North Carolina limits outdoor gatherings at 50 people to prevent the Covid-19 virus transmission, but several thousand maskless supporters gathered to greet President Donald Trump.
The US President enjoyed the view on Tuesday in this critical battleground state.
“As far as the eye can see,” Trump said, reveling at the sight of people flouting public health guidelines at Tuesday's rally.
“I really believe that these crowds are bigger than they were four years ago.”
A day earlier in Pennsylvania, Trump's Democratic challenger, Joe Biden, held a socially distanced meeting in a backyard. His team has been so attentive to local regulations that some staffers have left the room if they risked breaking the rules on crowd limits.
“I really miss being able to, you know, grab hands and shake hands," Biden recently told supporters. "You can’t do that now.”

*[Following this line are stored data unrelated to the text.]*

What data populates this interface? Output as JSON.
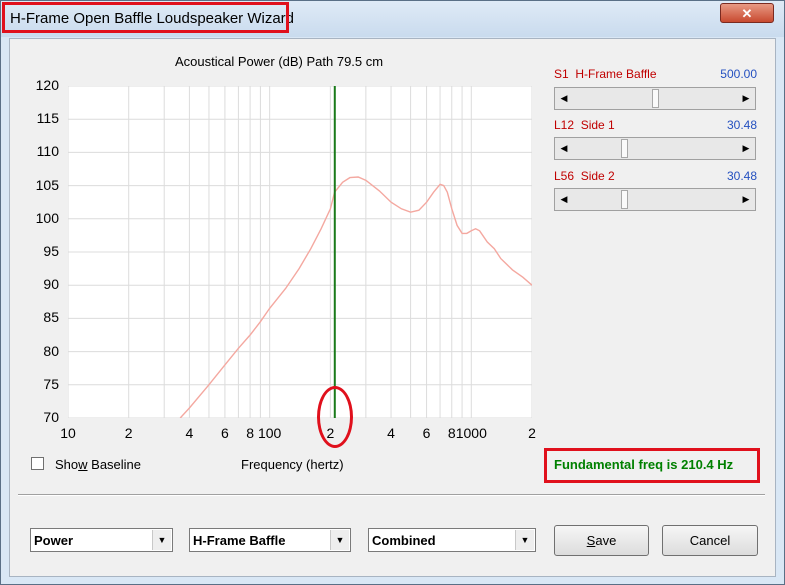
{
  "window": {
    "title": "H-Frame Open Baffle Loudspeaker Wizard",
    "close_glyph": "✕",
    "close_icon": "close-icon"
  },
  "annotation_color": "#e0101c",
  "chart_data": {
    "type": "line",
    "title": "Acoustical Power (dB)   Path 79.5 cm",
    "xlabel": "Frequency (hertz)",
    "ylabel": "",
    "x_scale": "log",
    "xlim": [
      10,
      2000
    ],
    "ylim": [
      70,
      120
    ],
    "grid": true,
    "y_ticks": [
      "120",
      "115",
      "110",
      "105",
      "100",
      "95",
      "90",
      "85",
      "80",
      "75",
      "70"
    ],
    "x_ticks": [
      {
        "label": "10",
        "x": 10
      },
      {
        "label": "2",
        "x": 20
      },
      {
        "label": "4",
        "x": 40
      },
      {
        "label": "6",
        "x": 60
      },
      {
        "label": "8",
        "x": 80
      },
      {
        "label": "100",
        "x": 100
      },
      {
        "label": "2",
        "x": 200
      },
      {
        "label": "4",
        "x": 400
      },
      {
        "label": "6",
        "x": 600
      },
      {
        "label": "8",
        "x": 800
      },
      {
        "label": "1000",
        "x": 1000
      },
      {
        "label": "2",
        "x": 2000
      }
    ],
    "marker_line": {
      "x": 210.4,
      "color": "#1a7a1a"
    },
    "series": [
      {
        "color": "#f4a8a0",
        "x": [
          36,
          40,
          50,
          60,
          70,
          80,
          90,
          100,
          120,
          140,
          160,
          180,
          200,
          210,
          230,
          250,
          275,
          300,
          350,
          400,
          450,
          500,
          550,
          600,
          650,
          700,
          730,
          760,
          800,
          850,
          900,
          950,
          1000,
          1050,
          1100,
          1200,
          1300,
          1400,
          1600,
          1800,
          2000
        ],
        "y": [
          70,
          71.5,
          75,
          78,
          80.5,
          82.5,
          84.5,
          86.5,
          89.5,
          92.5,
          95.5,
          98.5,
          101.5,
          104,
          105.5,
          106.2,
          106.3,
          105.8,
          104.2,
          102.5,
          101.5,
          101,
          101.3,
          102.5,
          104,
          105.2,
          105,
          104,
          101.5,
          99,
          97.8,
          97.8,
          98.2,
          98.5,
          98.2,
          96.5,
          95.5,
          94,
          92.3,
          91.2,
          90
        ]
      }
    ]
  },
  "show_baseline": {
    "label": "Show Baseline",
    "checked": false
  },
  "fundamental": "Fundamental freq is 210.4 Hz",
  "sliders": [
    {
      "id": "S1",
      "label": "H-Frame Baffle",
      "value": "500.00"
    },
    {
      "id": "L12",
      "label": "Side 1",
      "value": "30.48"
    },
    {
      "id": "L56",
      "label": "Side 2",
      "value": "30.48"
    }
  ],
  "slider_glyphs": {
    "left": "◀",
    "right": "▶"
  },
  "dropdowns": [
    {
      "value": "Power"
    },
    {
      "value": "H-Frame Baffle"
    },
    {
      "value": "Combined"
    }
  ],
  "dropdown_glyph": "▼",
  "buttons": {
    "save": "Save",
    "cancel": "Cancel"
  }
}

With less than eight weeks until Election Day, Trump and Biden are taking diametrically opposite approaches to campaigning during a pandemic — and the differences amount to more than political theater.
The candidates are effectively staking out different visions for the country with Biden emphasizing guidelines supported by local health officials while Trump rails against restrictions that he argues — without evidence — are politically motivated.
“By the way, your state should be open,” Trump said in North Carolina — a state where he has feuded with Gov. Roy Cooper, a Democrat, over his abandoned plans to hold the Republican National Convention in Charlotte.
“It’s you, it's Michigan, it’s a couple others,” Trump added, as he sees a potent line of attack in battleground states run by Democrats.
Trump aides and allies suggest the president sees his rallies as a manifestation of the reopening he’s preaching — and that he believes is vital to the nation’s economic recovery and what voters want.
In a dig at those who warn against reopening too quickly, Trump suggested that these states would suddenly reopen the day after the election — when opponents advocating caution can no longer hurt his reelection.